Luis Caputo presentó un título en dólares a 2029 con cupón de 6,5% y pagos semestrales. La colocación apuntó a refinanciar vencimientos sin usar reservas, mejorar el balance del Banco Central y enviar una señal al mercado en pleno debate sobre el riesgo país.
El Ministerio de Economía lanzó una licitación para colocar un bono en dólares bajo ley argentina y fijó un cupón anual de 6,5% con pagos semestrales. El instrumento vence el 30 de noviembre de 2029 y se diseñó para atraer fondos en moneda estadounidense, con la expectativa de reducir presiones sobre las reservas y sostener el programa financiero del Tesoro.
Luis Caputo confirmó la operación durante una entrevista televisiva. Dijo: «Vamos a salir con un bono a 4 años, a noviembre de 2029, con un cupón», y definió el movimiento como un dato clave en medio del debate sobre la acumulación de activos del Banco Central. Después de esa declaración, la cartera económica difundió el llamado a licitación del BONAR 2029N y fijó la suscripción exclusivamente en dólares.
El Gobierno expuso que el resultado de la colocación se destinó a cancelar parte del capital de los bonos AL30 y AL29, que vencen el 9 de enero de 2026. Según Economía, esta fue la primera emisión de deuda en dólares desde 2018 bajo un esquema local, en contraposición con las emisiones de provincias que recurrieron a legislación internacional para ampliar su base de inversores.
Caputo remarcó que el nuevo bono apuntó a ordenar el perfil financiero del país. Afirmó: «La idea es pagar los vencimientos de enero sin que bajen las reservas». También subrayó que el acceso a los mercados permitió refinanciar compromisos y liberar al Banco Central de la obligación de usar divisas para cubrir pagos inmediatos.
Desde el Palacio de Hacienda insistieron en que el Tesoro avanzó con esta estrategia porque la compresión de tasas en bonos soberanos mejoró el costo del financiamiento. Indicaron que el objetivo fue cubrir obligaciones en dólares sin afectar la hoja de balance del Banco Central y sostener un proceso de acumulación neta de reservas.
Caputo también defendió la importancia del movimiento para la macroeconomía.
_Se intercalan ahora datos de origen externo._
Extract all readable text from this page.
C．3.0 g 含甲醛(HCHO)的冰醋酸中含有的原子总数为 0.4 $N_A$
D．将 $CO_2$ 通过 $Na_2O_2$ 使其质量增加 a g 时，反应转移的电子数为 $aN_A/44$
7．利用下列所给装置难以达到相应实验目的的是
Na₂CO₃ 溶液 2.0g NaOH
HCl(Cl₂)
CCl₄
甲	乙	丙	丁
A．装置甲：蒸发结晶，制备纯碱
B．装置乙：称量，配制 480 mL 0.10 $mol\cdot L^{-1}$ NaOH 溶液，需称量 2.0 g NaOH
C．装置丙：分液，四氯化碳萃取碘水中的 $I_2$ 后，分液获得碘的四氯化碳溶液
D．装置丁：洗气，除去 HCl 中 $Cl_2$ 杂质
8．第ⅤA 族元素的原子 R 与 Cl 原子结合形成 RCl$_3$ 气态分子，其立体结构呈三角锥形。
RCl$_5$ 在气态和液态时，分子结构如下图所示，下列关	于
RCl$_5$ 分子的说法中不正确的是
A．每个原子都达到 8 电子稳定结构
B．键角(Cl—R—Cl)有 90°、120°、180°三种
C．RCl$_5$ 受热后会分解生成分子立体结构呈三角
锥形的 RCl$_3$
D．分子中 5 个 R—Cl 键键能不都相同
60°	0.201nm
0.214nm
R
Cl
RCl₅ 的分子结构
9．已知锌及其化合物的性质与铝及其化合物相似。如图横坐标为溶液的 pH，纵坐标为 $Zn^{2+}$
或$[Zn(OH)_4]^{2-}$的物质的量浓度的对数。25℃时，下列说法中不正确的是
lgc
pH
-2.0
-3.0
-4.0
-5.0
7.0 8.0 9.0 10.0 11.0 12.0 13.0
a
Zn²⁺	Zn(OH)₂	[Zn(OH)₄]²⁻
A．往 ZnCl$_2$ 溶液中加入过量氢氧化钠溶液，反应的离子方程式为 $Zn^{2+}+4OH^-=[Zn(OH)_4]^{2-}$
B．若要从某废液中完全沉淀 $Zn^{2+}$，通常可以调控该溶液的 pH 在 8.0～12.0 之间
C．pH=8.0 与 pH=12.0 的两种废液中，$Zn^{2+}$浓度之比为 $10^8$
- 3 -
Expresó: «Esto es particularmente importante para el país, porque nos va a permitir acumular reservas, lo que implica mejorar el balance del Banco Central y que siga bajando el riesgo país». Planteó que menores tasas facilitarían el crédito local y estimularían inversiones privadas.
El ministro respondió consultas sobre el nivel del riesgo país y señaló que el indicador aún mostró resistencia. Valoró la mejora reciente, aunque afirmó que el mercado podría haber reaccionado con más fuerza. Dijo que el nuevo título se presentó como un instrumento más tradicional y que debía cotizar por debajo de los bonos emitidos en reestructuraciones previas, considerados menos atractivos por los inversores.
En paralelo, Economía detalló cómo se organizaron las ofertas para la licitación. El esquema incluyó un tramo no competitivo con un tope de hasta 50.000 dólares y otro competitivo sin límite máximo. Las presentaciones quedaron a cargo de agentes registrados en la Comisión Nacional de Valores. La fecha de liquidación se fijó para el 12 de diciembre.
El Gobierno enfrentó un calendario exigente de vencimientos, en especial para enero de 2026, cuando los pagos de capital e intereses en moneda extranjera alcanzaron alrededor de 4.300 millones de dólares. La colocación del nuevo bono se integró a la estrategia para cubrir esos compromisos sin alterar la política cambiaria ni interrumpir el proceso de acumulación de reservas.
Con este movimiento, el oficialismo buscó reforzar su mensaje sobre la normalización financiera del país. Javier Milei celebró en redes sociales la frase «Volvemos a los mercados de capitales», con la que acompañó la publicación de su equipo económico tras el anuncio de Caputo. El Gobierno consideró que el paso representó una señal hacia los inversores y un intento por apuntalar la confianza en medio de las dudas sobre la estabilidad del programa.